J’entends rire Félicie.

— Was ? demande Von Hewien.

J’élude et prends congé au bras de ma maman.

* * *

J’ai beau rassembler tout ce que je possède d’allemand, entremêler les suppliques et les menaces voilées, à l’autre bout du téléphone, mon interlocuteur reste intransigeant.

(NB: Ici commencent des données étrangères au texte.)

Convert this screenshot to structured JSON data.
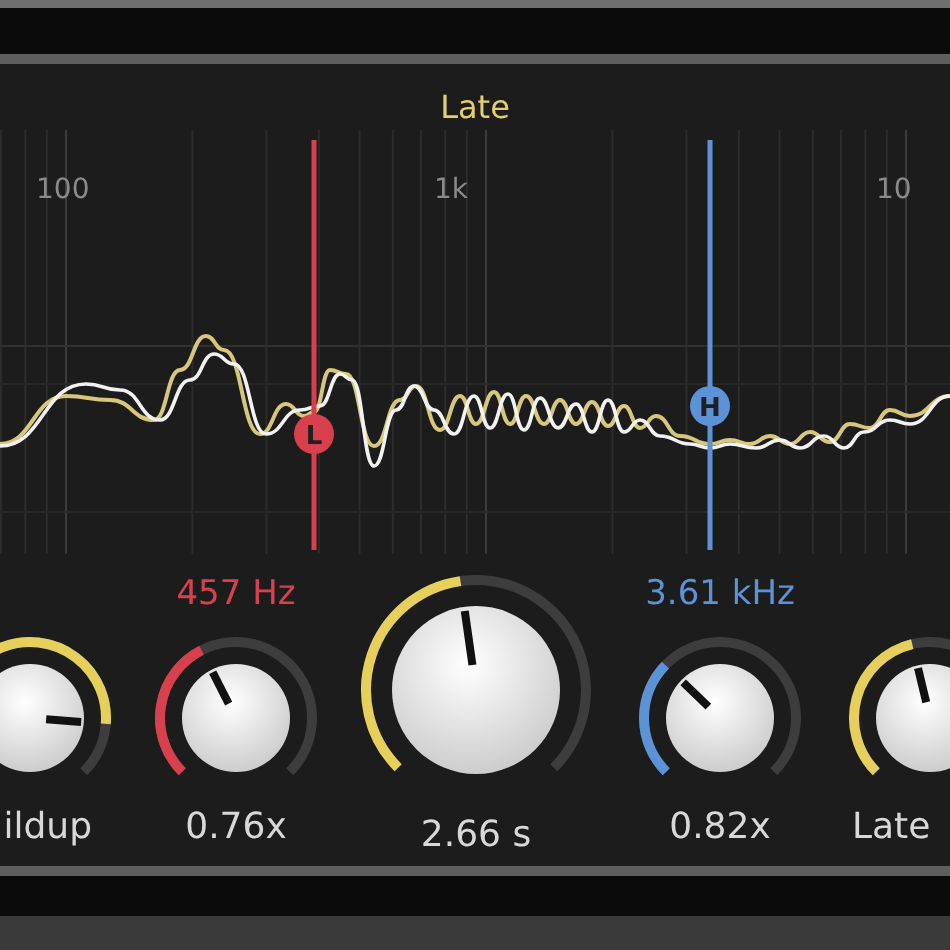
{
  "panel": {
    "title": "Late"
  },
  "graph": {
    "axis_labels": [
      "100",
      "1k",
      "10"
    ],
    "markers": [
      {
        "label": "L",
        "color": "#d9404d"
      },
      {
        "label": "H",
        "color": "#5b93d6"
      }
    ]
  },
  "knobs": [
    {
      "kind": "small",
      "color": "#e6cf5a",
      "label": "ildup"
    },
    {
      "kind": "small",
      "color": "#d9404d",
      "top_label": "457 Hz",
      "label": "0.76x"
    },
    {
      "kind": "large",
      "color": "#e6cf5a",
      "label": "2.66 s"
    },
    {
      "kind": "small",
      "color": "#5b93d6",
      "top_label": "3.61 kHz",
      "label": "0.82x"
    },
    {
      "kind": "small",
      "color": "#e6cf5a",
      "label": "Late"
    }
  ]
}
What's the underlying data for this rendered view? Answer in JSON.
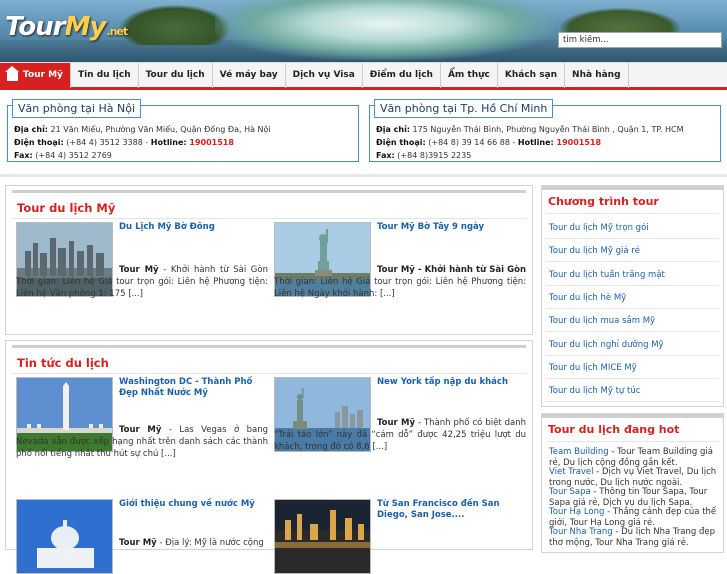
{
  "header": {
    "logo_main": "Tour",
    "logo_my": "My",
    "logo_net": ".net",
    "search_placeholder": "tìm kiếm..."
  },
  "nav": {
    "items": [
      {
        "label": "Tour Mỹ",
        "active": true
      },
      {
        "label": "Tin du lịch"
      },
      {
        "label": "Tour du lịch"
      },
      {
        "label": "Vé máy bay"
      },
      {
        "label": "Dịch vụ Visa"
      },
      {
        "label": "Điểm du lịch"
      },
      {
        "label": "Ẩm thực"
      },
      {
        "label": "Khách sạn"
      },
      {
        "label": "Nhà hàng"
      }
    ]
  },
  "offices": [
    {
      "title": "Văn phòng tại Hà Nội",
      "address_label": "Địa chỉ:",
      "address": " 21 Văn Miếu, Phường Văn Miếu, Quận Đống Đa, Hà Nội",
      "phone_label": "Điện thoại:",
      "phone": " (+84 4) 3512 3388 - ",
      "hotline_label": "Hotline:",
      "hotline": " 19001518",
      "fax_label": "Fax:",
      "fax": " (+84 4) 3512 2769"
    },
    {
      "title": "Văn phòng tại Tp. Hồ Chí Minh",
      "address_label": "Địa chỉ:",
      "address": " 175 Nguyễn Thái Bình, Phường Nguyễn Thái Bình , Quận 1, TP. HCM",
      "phone_label": "Điện thoại:",
      "phone": " (+84 8) 39 14 66 88 - ",
      "hotline_label": "Hotline:",
      "hotline": " 19001518",
      "fax_label": "Fax:",
      "fax": " (+84 8)3915 2235"
    }
  ],
  "tour_section": {
    "title": "Tour du lịch Mỹ",
    "cards": [
      {
        "title": "Du Lịch Mỹ Bờ Đông",
        "brand": "Tour Mỹ",
        "desc": " - Khởi hành từ Sài Gòn Thời gian: Liên hệ Giá tour trọn gói: Liên hệ Phương tiện: Liên hệ Văn phòng 1: 175 [...]"
      },
      {
        "title": "Tour Mỹ Bờ Tây 9 ngày",
        "brand": "Tour Mỹ",
        "desc_bold": " - Khởi hành từ Sài Gòn",
        "desc": " Thời gian: Liên hệ Giá tour trọn gói: Liên hệ Phương tiện: Liên hệ Ngày khởi hành: [...]"
      }
    ]
  },
  "news_section": {
    "title": "Tin tức du lịch",
    "cards": [
      {
        "title": "Washington DC - Thành Phố Đẹp Nhất Nước Mỹ",
        "brand": "Tour Mỹ",
        "desc": " - Las Vegas ở bang Nevada vẫn được xếp hạng nhất trên danh sách các thành phố nổi tiếng nhất thu hút sự chú [...]"
      },
      {
        "title": "New York tấp nập du khách",
        "brand": "Tour Mỹ",
        "desc": " - Thành phố có biệt danh “Trái táo lớn” này đã “cám dỗ” được 42,25 triệu lượt du khách, trong đó có 8,6 [...]"
      },
      {
        "title": "Giới thiệu chung về nước Mỹ",
        "brand": "Tour Mỹ",
        "desc": " - Địa lý: Mỹ là nước cộng"
      },
      {
        "title": "Từ San Francisco đến San Diego, San Jose....",
        "brand": "",
        "desc": ""
      }
    ]
  },
  "sidebar": {
    "program_title": "Chương trình tour",
    "program_links": [
      "Tour du lịch Mỹ trọn gói",
      "Tour du lịch Mỹ giá rẻ",
      "Tour du lịch tuần trăng mật",
      "Tour du lịch hè Mỹ",
      "Tour du lịch mua sắm Mỹ",
      "Tour du lịch nghỉ dưỡng Mỹ",
      "Tour du lịch MICE Mỹ",
      "Tour du lịch Mỹ tự túc"
    ],
    "hot_title": "Tour du lịch đang hot",
    "hot_items": [
      {
        "link": "Team Building",
        "text": " - Tour Team Building giá rẻ, Du lịch cộng đồng gắn kết."
      },
      {
        "link": "Viet Travel",
        "text": " - Dịch vụ Viet Travel, Du lịch trong nước, Du lịch nước ngoài."
      },
      {
        "link": "Tour Sapa",
        "text": " - Thông tin Tour Sapa, Tour Sapa giá rẻ, Dịch vụ du lịch Sapa."
      },
      {
        "link": "Tour Hạ Long",
        "text": " - Thắng cảnh đẹp của thế giới, Tour Hạ Long giá rẻ."
      },
      {
        "link": "Tour Nha Trang",
        "text": " - Du lịch Nha Trang đẹp thơ mộng, Tour Nha Trang giá rẻ."
      }
    ]
  }
}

Pas question d’obtenir un rendez-vous du maréchal Von Dechich. Si j’ai quelque chose d’important à lui communiquer, je n’ai qu’à lui écrire. Il ne reçoit personne.

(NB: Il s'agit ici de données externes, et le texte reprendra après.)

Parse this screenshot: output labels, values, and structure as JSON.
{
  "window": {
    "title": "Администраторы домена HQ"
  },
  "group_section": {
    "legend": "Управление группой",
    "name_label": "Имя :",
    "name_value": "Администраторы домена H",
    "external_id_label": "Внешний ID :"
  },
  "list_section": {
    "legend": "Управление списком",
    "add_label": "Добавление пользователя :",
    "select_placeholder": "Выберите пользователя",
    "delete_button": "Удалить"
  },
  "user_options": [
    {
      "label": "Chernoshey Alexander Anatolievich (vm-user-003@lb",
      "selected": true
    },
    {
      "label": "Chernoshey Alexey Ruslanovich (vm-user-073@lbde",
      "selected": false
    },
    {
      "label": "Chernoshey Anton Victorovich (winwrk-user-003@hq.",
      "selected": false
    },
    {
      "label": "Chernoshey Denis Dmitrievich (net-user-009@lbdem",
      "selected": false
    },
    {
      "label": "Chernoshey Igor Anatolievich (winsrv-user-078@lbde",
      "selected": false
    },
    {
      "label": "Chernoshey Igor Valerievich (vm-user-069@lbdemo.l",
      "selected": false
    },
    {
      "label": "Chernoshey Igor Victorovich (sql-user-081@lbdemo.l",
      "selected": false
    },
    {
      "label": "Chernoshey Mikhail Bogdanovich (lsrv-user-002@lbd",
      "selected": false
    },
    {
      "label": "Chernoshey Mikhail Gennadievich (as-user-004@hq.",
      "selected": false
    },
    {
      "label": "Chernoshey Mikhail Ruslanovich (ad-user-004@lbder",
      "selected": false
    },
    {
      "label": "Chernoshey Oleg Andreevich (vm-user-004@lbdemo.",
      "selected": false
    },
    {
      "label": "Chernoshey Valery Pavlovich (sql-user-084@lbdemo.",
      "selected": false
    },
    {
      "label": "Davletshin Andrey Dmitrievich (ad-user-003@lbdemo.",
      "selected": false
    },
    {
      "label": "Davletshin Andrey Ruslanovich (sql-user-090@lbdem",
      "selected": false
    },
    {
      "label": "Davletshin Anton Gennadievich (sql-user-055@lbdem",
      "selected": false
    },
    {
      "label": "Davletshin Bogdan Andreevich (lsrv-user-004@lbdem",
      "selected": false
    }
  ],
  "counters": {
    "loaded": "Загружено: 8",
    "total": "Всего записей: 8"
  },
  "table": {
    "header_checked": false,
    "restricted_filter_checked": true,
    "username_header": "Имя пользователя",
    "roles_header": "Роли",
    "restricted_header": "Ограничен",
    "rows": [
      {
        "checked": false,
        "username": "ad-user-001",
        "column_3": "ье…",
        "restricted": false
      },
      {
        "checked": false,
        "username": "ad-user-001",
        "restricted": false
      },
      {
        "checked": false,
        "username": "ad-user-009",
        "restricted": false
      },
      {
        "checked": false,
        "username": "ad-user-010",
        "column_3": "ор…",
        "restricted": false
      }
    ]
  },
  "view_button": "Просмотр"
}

Et là-dessus, le secrétaire raccroche.

— Ça ne va pas ? s’inquiète Félicie.

— Pas fort, non.

Nous sommes dans ma chambre à l’hôtel Tannenbaum. M’man boit son thé dont l’odeur délicate me trifouille la narine. Il y a un silence cruel. Je me sens plus désemparé que jamais. Il me semble que je me berlure dangereusement en espérant continuer mon job en étant aveugle. Un flic miro, accroché au bras de sa vieille mère, vous trouvez que ça fait sérieux, vous ? Policier d’élite présenté par parents ! De quoi se l’accrocher dans un arbre de Noël avec des cheveux d’ange autour et de la poudre scintillante ! Dans la vie, y’a deux sortes de mecs, voyez-vous : ceux qui n’acceptent pas de vieillir, et ceux qui se préparent à mourir.

Faut choisir.

Remarquez que la possibilité de choisir implique que vous appartenez automatiquement à la première catégorie. L’homme qui est capable d’opter est un homme d’action. Mort aux passifs !

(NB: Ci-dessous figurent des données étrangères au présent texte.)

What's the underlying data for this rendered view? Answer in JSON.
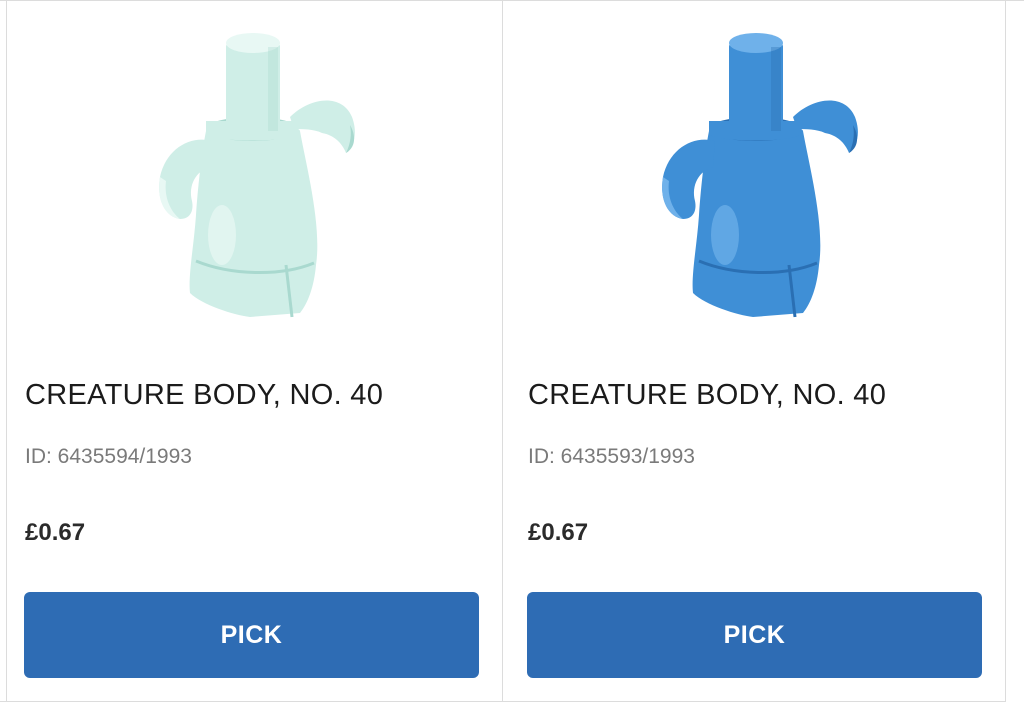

Elle flaire mon désarroi comme je hume son thé, la chérie. La v’là qui pose sa tasse et qui vient m’embrasser. Elle me dit d’une voix qui s’efforce :

— Je devine ce que tu éprouves, mon grand. Tu as l’impression que tout t’abandonne et que tout est fini. Je te conjure de ne pas te laisser aller au désespoir. Je sais, tu m’entends ? Je SAIS que ça va aller. Ton salut est proche… Moi, ta mère, je te le dis, parce que je ne peux pas me tromper à propos de tout ce qui te concerne. J’ai des antennes, Antoine…

On se berce mutuellement. Dans ces cas-là, allez donc savoir lequel désendolore l’autre. Je balbutie des « oui-bien-sûr » peu convaincus. Faut tenir, San-A. T’accrocher, mon mec ! Coûte que coûte. Te dire que lorsque ça ne peut pas aller plus mal, ça ne peut qu’aller mieux…

Alors, à cet instant, mes amis. Oui, à ce moment précis. À cette seconde même. Au creux de notre émotion, retentit un chant.

Il est tout proche.

Il est vibrant. Épais. Français.

Les paroles m’en sont familières…

Si les bonnes d’enfant N’aimaient pas tant les militaires, À la Charité Y aurait pas tant de nouveau-nés !

Félicie s’écarte de moi.

— Mais, Antoine, s’exclame-t-elle, ne dirait-on pas ?…

— Bien sûr, M’man ! C’est LUI !

Et, oubliant ma détresse, je me mets à beugler comme trente-six bœufs assoiffés, la suite de ce pot-pourri de notre folklore national :

Oui, j’ le veux ! Le petit affaire, si joli, si mignon De la petite Suzette !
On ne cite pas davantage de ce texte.